1. Mumps is a highly contagious disease
Mumps is very infectious disease caused by the mumps virus. It affects those things in our body which produce saliva called salivary glands—parotid, sub-maxillary and sublingual salivary glands; the parotid is the one affected in most cases. The disease occurs all over the world, both developed and developing countries and can be in form of outbreaks as it is highly infectious.

However the incidence is higher in crowded homes with poor ventilation and schools
Children under five years are mostly affected but teenagers and young youths can also be affected. It is worse in adults.

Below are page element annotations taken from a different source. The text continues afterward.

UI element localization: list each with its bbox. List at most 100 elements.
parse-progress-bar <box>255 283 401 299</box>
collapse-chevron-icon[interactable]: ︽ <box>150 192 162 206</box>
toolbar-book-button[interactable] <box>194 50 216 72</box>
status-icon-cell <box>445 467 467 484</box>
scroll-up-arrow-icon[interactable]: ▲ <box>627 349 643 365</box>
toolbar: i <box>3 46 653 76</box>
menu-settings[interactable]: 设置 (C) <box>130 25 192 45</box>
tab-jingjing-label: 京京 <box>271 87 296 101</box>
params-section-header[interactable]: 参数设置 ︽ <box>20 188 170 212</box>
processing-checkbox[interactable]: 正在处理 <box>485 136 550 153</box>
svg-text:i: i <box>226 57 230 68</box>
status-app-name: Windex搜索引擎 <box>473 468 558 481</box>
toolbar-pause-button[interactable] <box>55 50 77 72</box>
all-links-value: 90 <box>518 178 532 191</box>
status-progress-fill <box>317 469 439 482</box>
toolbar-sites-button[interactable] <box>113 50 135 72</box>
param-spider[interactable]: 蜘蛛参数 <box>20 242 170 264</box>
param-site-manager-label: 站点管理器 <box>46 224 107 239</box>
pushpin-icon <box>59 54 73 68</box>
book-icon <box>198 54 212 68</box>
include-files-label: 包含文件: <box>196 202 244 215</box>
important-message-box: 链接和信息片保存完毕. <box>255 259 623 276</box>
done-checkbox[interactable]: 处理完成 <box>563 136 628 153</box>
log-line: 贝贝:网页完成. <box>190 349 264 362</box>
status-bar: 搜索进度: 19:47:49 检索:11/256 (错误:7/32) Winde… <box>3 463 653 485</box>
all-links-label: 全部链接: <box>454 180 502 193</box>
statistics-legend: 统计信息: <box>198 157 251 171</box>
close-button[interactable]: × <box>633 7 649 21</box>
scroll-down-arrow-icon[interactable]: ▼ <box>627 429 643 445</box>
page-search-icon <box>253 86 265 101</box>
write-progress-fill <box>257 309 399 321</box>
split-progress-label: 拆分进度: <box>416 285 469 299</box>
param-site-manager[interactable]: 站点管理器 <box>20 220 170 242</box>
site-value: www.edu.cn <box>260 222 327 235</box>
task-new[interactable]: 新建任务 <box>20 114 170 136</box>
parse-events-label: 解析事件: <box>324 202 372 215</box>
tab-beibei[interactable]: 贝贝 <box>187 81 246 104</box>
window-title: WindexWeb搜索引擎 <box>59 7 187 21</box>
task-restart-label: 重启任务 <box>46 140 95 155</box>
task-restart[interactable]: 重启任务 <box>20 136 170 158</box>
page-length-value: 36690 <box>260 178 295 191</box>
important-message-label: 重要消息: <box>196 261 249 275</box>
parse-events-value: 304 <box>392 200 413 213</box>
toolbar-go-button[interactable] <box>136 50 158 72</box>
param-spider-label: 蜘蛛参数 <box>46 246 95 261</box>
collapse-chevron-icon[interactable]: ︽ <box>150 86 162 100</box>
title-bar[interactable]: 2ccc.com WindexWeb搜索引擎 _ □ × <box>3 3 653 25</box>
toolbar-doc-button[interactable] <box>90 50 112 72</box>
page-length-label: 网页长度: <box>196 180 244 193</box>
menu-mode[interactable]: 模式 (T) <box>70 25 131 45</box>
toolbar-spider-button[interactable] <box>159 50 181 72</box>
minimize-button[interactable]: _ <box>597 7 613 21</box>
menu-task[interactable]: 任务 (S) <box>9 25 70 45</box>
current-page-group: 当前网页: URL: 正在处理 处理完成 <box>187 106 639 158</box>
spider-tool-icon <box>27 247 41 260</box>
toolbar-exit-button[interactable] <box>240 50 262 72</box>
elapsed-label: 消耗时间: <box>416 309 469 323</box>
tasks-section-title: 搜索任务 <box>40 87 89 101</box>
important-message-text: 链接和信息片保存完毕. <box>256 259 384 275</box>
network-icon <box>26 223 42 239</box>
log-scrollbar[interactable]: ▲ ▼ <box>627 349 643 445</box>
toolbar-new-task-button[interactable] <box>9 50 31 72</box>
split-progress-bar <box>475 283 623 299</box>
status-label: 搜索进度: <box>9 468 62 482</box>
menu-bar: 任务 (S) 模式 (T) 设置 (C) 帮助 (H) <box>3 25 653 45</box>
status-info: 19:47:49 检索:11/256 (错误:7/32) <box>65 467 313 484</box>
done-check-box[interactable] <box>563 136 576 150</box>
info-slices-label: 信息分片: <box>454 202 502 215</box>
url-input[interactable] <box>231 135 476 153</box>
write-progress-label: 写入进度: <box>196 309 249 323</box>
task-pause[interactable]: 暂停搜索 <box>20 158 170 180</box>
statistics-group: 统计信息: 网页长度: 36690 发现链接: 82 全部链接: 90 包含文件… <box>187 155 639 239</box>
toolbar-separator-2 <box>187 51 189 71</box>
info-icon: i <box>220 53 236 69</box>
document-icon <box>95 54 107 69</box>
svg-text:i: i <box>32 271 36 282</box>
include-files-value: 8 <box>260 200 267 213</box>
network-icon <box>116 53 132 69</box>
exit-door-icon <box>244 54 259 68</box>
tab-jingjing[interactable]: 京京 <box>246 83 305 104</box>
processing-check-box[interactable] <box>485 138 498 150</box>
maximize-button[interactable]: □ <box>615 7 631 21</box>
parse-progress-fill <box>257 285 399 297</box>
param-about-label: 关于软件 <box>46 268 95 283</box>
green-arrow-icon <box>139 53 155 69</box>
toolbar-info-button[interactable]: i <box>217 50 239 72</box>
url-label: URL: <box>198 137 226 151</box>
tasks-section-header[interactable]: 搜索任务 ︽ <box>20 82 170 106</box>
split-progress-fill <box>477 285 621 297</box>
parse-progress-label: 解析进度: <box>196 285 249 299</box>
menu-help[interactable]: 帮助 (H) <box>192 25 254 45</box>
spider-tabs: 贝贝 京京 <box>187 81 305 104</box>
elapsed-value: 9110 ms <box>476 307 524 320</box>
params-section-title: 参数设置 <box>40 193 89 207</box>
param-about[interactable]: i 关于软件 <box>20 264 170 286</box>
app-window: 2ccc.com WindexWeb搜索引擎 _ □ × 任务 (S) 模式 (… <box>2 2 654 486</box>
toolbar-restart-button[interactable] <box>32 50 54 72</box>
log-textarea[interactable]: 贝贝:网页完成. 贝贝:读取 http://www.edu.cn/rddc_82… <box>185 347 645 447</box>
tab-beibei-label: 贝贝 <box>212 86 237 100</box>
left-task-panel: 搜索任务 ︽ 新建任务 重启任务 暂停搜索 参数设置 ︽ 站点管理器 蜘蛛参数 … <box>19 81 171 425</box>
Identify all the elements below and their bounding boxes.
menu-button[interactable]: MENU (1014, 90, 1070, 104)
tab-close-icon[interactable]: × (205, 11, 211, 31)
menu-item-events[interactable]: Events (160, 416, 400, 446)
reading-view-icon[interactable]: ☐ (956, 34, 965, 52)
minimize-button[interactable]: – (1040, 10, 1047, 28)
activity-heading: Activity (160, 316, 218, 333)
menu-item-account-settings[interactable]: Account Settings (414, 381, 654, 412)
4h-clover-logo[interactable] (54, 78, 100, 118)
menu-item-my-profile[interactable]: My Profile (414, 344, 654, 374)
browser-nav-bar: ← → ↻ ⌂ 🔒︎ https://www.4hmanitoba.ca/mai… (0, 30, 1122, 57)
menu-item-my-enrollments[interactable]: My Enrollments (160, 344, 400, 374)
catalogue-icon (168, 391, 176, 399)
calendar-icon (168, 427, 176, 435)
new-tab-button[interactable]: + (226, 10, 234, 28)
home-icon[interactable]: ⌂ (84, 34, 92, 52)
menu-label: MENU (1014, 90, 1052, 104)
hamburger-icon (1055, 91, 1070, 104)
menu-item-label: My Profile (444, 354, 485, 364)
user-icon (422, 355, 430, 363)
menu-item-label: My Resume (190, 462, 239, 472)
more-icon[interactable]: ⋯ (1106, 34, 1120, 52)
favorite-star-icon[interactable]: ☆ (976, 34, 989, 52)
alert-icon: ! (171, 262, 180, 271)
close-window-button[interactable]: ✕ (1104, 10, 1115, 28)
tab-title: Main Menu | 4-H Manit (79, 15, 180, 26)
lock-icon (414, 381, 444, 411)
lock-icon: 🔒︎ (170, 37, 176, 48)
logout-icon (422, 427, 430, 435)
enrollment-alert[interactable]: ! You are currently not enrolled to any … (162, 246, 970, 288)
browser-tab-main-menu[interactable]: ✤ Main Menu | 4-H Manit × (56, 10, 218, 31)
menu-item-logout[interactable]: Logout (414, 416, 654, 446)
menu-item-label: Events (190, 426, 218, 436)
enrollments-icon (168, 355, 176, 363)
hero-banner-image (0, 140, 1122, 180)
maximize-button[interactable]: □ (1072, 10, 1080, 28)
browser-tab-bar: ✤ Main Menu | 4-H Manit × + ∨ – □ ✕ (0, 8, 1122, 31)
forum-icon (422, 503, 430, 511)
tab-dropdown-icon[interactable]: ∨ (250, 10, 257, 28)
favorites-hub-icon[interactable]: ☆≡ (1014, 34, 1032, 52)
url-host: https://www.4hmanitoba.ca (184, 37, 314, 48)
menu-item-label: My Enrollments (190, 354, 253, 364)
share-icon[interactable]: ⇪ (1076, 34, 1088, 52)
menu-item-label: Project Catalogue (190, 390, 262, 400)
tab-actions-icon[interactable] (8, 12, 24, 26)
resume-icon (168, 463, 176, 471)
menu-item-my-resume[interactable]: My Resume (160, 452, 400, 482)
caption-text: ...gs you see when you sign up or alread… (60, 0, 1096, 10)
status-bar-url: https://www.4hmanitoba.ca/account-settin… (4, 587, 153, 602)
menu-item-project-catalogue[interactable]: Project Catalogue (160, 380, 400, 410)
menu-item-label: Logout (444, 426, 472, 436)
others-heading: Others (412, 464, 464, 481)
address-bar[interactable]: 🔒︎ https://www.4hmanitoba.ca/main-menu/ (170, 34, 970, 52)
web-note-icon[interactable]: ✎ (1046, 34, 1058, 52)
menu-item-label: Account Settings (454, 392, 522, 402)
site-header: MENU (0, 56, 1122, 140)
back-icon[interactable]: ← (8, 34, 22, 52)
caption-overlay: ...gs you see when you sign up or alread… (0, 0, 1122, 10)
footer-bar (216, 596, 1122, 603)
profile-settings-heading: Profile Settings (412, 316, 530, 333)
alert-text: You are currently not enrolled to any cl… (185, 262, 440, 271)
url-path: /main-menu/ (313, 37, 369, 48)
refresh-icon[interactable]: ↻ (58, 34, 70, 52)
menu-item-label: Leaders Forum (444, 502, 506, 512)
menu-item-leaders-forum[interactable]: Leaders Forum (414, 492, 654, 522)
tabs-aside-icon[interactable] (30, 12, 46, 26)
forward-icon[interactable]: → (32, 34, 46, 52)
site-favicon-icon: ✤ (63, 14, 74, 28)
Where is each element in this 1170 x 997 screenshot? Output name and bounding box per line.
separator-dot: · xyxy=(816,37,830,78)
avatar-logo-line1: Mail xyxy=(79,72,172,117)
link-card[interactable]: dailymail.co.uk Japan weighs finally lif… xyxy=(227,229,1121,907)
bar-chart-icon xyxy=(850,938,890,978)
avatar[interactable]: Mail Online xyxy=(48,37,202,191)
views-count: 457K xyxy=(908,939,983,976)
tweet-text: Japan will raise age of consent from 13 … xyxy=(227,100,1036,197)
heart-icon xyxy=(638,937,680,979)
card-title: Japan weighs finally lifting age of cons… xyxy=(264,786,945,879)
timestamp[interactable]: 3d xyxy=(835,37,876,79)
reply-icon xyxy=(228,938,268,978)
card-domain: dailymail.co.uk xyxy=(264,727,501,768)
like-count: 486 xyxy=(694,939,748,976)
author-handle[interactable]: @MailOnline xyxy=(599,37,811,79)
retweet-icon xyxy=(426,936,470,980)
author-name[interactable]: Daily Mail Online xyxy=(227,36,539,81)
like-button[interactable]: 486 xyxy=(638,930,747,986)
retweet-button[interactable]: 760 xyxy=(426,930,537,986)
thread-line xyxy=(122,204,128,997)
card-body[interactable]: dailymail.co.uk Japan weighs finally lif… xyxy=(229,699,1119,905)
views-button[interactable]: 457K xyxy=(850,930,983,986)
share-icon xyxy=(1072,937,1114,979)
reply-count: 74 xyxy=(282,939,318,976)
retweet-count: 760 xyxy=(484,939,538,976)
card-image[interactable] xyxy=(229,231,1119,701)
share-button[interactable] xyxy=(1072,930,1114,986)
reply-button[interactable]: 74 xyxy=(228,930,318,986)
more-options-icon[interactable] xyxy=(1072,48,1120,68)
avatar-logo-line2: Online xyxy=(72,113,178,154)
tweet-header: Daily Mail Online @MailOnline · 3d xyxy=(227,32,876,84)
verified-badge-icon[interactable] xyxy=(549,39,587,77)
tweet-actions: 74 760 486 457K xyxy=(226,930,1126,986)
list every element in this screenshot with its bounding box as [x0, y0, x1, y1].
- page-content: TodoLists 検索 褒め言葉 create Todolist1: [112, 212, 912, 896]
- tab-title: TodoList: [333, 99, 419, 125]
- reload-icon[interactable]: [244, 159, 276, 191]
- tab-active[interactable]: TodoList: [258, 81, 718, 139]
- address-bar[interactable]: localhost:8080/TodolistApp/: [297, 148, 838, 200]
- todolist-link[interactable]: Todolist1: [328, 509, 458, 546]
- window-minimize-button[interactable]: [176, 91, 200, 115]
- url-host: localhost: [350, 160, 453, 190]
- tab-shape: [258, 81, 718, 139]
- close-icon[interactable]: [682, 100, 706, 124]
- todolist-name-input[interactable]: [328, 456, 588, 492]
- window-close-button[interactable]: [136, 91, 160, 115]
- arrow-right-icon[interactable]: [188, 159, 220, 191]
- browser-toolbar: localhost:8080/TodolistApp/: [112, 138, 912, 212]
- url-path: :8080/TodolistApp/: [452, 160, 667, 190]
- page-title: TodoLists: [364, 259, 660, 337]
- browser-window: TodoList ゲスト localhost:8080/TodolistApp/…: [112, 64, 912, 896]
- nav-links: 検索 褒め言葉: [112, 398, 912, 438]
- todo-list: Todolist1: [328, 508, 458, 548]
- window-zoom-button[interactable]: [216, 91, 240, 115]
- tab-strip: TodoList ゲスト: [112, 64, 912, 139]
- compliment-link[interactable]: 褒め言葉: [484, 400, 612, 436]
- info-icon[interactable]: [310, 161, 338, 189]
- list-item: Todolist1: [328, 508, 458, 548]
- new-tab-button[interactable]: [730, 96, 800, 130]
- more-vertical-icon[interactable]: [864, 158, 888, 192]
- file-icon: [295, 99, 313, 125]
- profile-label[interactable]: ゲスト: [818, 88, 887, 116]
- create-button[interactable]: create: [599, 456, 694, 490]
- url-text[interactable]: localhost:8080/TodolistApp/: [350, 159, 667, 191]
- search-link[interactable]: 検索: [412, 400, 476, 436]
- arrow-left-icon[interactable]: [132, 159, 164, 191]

2. Mumps spreads from person to person by contact/droplets
Mumps spreads by droplet, that is saliva/nasal discharge that comes out of your mouth when you talk or when coughing or sneezing to someone close to you at the time. It can also spread by direct and indirect contact with an infected person; direct contact is by handshake, kissing while indirect is by touching objects touched or used by the affected person.
The virus enters the body through the respiratory tract
Incubation period (time from exposure to the virus to coming down with the disease) is about 14-28 days with an average of 18 days.
The affected person can spread the disease days before the symptoms appear and for a few days during the illness.  A few persons may have the disease but show no signs of the disease but are able to spread it, they are called healthy carriers
3. It is more severe in adults than in children
As said earlier, mumps is a disease of children but occasionally affects adults; it is more severe in adults. Symptoms include fever, soft swelling of the sides of the face and the lower jaw, headache, muscle pain, occasionally there could be abdominal pain and vomiting.
Contact your doctor if any member of your family has any of the above.
4. A single attack confess life – long immunity
In most cases, full recovery from an attack confers life-long immunity against the disease. Even those who had the disease but did not fall ill also have life-long immunity.
5. Possible complications of mumps include meningitis, etc—
Possible complications of mumps include spread to the brain, the testes, pancreas and ovaries. It can cause infertility in men.
6. Prevention is by isolation of the patient/vaccination/care of the contacts.
 a. There are vaccines for mumps containing either dead or live virus.
 b. Well ventilated homes will reduce the risk of infection.
 c. In today’s world, affected persons should use disposable plates and cutlery which are hygienically disposed off.
d. Personal hygiene is also key, wash hands thoroughly with soap and water followed application of sanitizer.